Specifically, USNI News reports that "The bill maintained the support that both [House and Senate] committees had for six additional F-35B Joint Strike Fighters for the Marine Corps," on top of the Administration's already generous nine; and "funding for 12 additional FA - 18E-F Super Hornets for the Navy." Basically, the armed forces, and Lockheed, first received billions from the Administration budget. Then the armed forces and Lockheed did an end-run around the Administration, took a "wish list" to Congress, and got wasteful billions, by definition lower-priority, in this bill. The F-35s are made in Texas, not far from the district of the House Committee Chair, Rep. Thornberry (R-TX).
For the Navy, there is the opening wedge toward an entire new class of nuclear submarines - a $90 billion plus program, a key piece of the overall strategic nuclear trial project of $1 trillion. Even the Navy knows this program is unsustainable. The Navy was caught illegally lobbing for the subs.
This bill facilitates funding this new generation of submarines in a separate big-dollar fund outside the Navy's regular budget, named the "National Sea-Based Deterrence Fund." A piece by William D. Hartung, a noted defense waste-hunter, exposed this wasteful charade. As he said, "If the new submarine account is funded, it will simply drain resources, from other, more urgent priorities like military readiness."
What's more, he noted, an envious Air Force will seek to set up a similar fund for its nuclear bombers and missiles, also off the books. This doesn't make these one penny less costly to the taxpayer. It just conceals the enormous scale of costs. Perhaps Congressional Republicans, since they like to conceal hidden funds so much, should set up a "Veterans Administration Illness Deterrence Fund" or a "Food Stamp Hunger Deterrence Fund" to hide these, too.
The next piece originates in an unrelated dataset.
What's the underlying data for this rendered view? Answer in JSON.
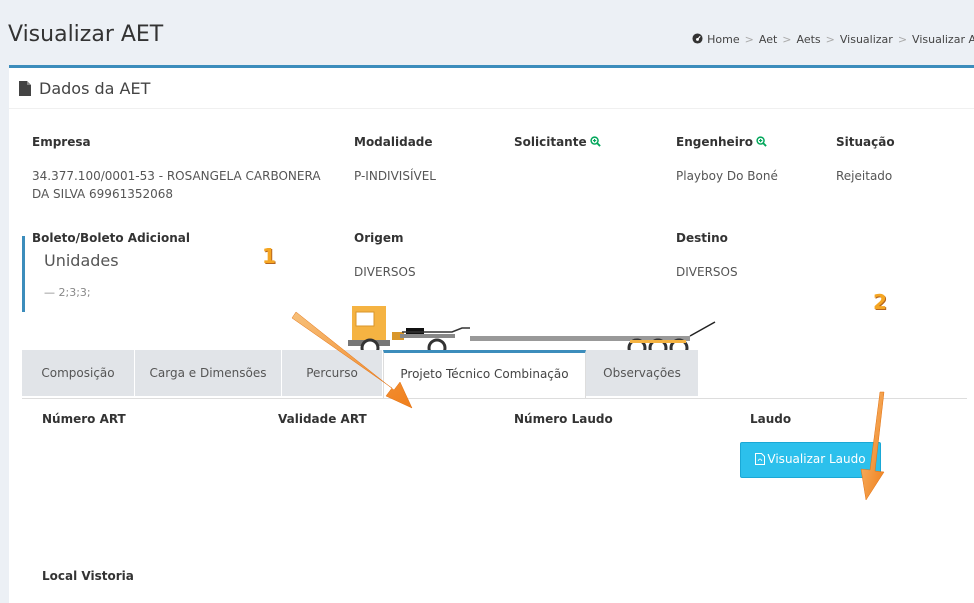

Senator McCain, who chairs the Senate Armed Services Committee, has wanted to take away development control from the somewhat objective and even skeptical civilian Defense Department, which has a relatively serious testing office. Instead, Senator McCain, and the defense contractors, wanted to give the authority to the individual armed services, namely, the Air Force and the Navy. The Administration vigorously fought this. It noted that the individual armed services are wildly overenthusiastic in their reviews of their own pet weapons, and do not control the rampant risks of cost overruns. Federal News Radio has an interview on this subject.
Unfortunately, in conference McCain and the defense contractors won. Sections 802, 823, and 824 gut the authority of the Defense Department to control the rush to go ahead with wasteful new pet weapons development. These sections water down the scrutiny of new weapons before they can go on to the next costly stage - the "Milestone Decision Authority" - by turning it over to the individual armed services.
Think of the disastrous weapons development of the past. The Future Combat Systems of the Bush Administration wasted tens of billions on unrealistic fantasies of futuristic land warfare. A few months ago, the GAO discussed the disastrous history of development of a next-stage GPS system, which already has $1.2 billion in overruns.
This is just an introduction to a bill that is shot through with waste.